Je traversai la route qui menait à l'arrêt du bus serrant dans mes bras un livre de photos de la république et de la guerre civile que j'avais pris en prêt de la bibliothèque de la ville. Ferrol. Avec "la plus grande honneur" d'être la ville qui vit naître Franco.
-Le général généralissime- me surpris-je en murmurant repliée sur moi-même. Au Ferrol on ne le fête à peine. Comme si de rien n'avait été. Peut-être y-aurait-il une grève, avec de la chance. Avec trop de chance.
Je m'assis à l'arrêt, collé sur la vitre il y avait un autocollant du drapeau tricolore, tellement déteint que le rouge était devenu orange, le jaune d'une tonalité pâle proche du blanc et le mauve, rose. Je me souvenais de ces autocollants. Je me souvenais d'en avoir vu des tas collés aux murs de la place et que mon ami Dani avait craché dessus. Je me suis beaucoup fâchée avec lui ce jour-là. Mais il est très influençable, un exposé de notre professeur de langue et il parle déjà de l'inutilité des rois. Pathétique. Moi, par contre, malgré que personne ne me prenne au sérieux, dû à mes à peine quinze ans, je crois depuis mes treize ans aux idéaux républicains. Tout cela grâce à mon amie Laura, alias Lör, qui a actuellement dix-sept ans.
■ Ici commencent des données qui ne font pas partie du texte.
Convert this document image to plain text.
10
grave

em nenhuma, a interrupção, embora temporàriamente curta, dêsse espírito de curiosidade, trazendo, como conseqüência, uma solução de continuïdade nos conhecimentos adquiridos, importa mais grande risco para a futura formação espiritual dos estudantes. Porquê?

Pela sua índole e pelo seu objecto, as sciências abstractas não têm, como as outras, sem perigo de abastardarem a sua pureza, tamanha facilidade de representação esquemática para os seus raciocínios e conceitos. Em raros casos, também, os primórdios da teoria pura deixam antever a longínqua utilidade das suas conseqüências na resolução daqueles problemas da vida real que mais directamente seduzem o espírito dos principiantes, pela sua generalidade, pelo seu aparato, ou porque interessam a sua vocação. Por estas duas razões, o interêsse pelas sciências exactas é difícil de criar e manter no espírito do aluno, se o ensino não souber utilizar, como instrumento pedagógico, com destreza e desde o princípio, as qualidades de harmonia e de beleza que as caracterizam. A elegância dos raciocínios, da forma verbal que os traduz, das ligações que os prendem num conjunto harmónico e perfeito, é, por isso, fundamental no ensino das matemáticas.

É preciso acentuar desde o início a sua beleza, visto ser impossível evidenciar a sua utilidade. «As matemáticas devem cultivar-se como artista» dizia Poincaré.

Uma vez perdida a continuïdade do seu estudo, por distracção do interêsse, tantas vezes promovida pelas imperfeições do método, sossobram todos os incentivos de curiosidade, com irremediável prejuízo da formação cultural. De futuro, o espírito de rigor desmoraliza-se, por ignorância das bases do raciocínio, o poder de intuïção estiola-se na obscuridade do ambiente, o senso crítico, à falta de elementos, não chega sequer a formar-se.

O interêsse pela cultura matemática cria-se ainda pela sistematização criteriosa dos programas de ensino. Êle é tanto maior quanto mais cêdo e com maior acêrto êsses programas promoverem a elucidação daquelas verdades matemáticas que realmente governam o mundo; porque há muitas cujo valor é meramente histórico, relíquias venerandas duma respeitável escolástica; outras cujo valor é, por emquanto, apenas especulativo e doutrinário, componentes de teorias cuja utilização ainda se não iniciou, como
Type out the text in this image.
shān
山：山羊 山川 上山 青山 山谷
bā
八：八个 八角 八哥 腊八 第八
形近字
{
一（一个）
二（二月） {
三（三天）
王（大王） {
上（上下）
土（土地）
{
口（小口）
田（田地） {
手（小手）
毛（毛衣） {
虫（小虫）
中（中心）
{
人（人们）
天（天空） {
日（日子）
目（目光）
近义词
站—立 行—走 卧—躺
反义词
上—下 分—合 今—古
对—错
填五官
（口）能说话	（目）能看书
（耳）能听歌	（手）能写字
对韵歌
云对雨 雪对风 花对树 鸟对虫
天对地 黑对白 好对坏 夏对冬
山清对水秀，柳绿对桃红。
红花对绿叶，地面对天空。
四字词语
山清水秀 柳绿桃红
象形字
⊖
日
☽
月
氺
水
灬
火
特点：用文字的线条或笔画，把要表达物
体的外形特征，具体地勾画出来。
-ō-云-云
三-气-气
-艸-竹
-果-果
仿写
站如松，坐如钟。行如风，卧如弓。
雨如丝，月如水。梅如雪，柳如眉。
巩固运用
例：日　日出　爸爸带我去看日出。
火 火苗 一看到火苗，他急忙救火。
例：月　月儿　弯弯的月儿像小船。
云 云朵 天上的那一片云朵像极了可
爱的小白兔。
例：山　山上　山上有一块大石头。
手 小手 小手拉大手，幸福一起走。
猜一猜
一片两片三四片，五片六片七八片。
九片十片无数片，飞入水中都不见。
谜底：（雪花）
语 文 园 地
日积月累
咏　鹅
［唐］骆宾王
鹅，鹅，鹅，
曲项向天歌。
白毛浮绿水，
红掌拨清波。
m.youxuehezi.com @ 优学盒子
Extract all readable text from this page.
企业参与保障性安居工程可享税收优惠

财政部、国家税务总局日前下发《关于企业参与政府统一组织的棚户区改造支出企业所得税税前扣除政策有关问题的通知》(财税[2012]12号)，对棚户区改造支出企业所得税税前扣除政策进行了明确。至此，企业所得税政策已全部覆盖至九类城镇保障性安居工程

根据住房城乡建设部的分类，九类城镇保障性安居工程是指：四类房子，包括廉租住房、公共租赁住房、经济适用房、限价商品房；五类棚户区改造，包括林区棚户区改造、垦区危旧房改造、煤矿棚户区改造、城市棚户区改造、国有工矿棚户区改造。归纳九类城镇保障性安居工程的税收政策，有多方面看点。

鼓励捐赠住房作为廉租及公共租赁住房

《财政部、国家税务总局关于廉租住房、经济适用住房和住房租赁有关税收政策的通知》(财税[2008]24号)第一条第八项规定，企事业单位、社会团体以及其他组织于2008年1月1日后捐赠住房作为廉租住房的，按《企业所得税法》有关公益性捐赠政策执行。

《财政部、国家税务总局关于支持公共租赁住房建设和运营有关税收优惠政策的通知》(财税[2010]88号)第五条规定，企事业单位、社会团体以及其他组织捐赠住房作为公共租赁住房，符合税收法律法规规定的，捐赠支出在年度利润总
A côté du dit autocollant, un autre qui me fit bouillir le sang, avec le dessin d'une ampoule et le slogan "La nouvelle idée de l'Europe", propagande de la phalange espagnole. Ironique de le trouver juste à côté d'un autre sur lequel on lisait "Troisième République maintenant!". Je décidai de m'asseoir et j'ouvris le livre à une page quelconque. Les regards de plein de gens me transpercèrent. Républicains. Probablement poussés à l'exil. Au centre de la photo noir et blanc il y avait un homme avec une moustache, à ses pieds, beaucoup de petits enfants. Derrière cet homme en costume, peut-être des écrivains, des gens intelligents. A sa gauche, une jeune fille d'à peu près mon âge. Coupe mi-longueur brune et ondulée, comme la mienne, les yeux noirs, comme les miens et cette expression de sérénité et de sagesse que mille fois j'ai tenté d'obtenir. Peut-être fuyait-elle, elle aurait tout abandonné, elle n'aurait pu rien emporter avec elle. Je mordis ma lèvre inférieure, si jamais il y avait une guerre et j'avais à m'exiler, je ne saurais pas quoi emporter, non pas parce que j'aie beaucoup d'affaires et que je ne sache pas choisir laquelle d'entre elles, mais parce que je n'ai aucun objet qui me rappelle si fortement la joie pour vouloir l'amener. Que devrais-je emmener? Une photo? Un livre? Un journal où raconter ma vie au jour le jour? Je ne sais pas et peut-être jamais je ne saurai. Au début, innocente que je suis, je pensai à ma mémoire USB, où je pourrais garder toutes les photos, les livres et les souvenirs que je voudrais préserver, et qui même sur moi n'occuperait que très peu de place. Rapidement je rejetai cette idée, elle ne m'était suffisamment chère. Ensuite mon esprit est allé chercher mon vieux exemplaire de "La mère" de Maxime Gorki, mon livre préféré. Mais, est-ce que le l'aimais à ce point? Au point de devenir la seule chose que j'amènerais?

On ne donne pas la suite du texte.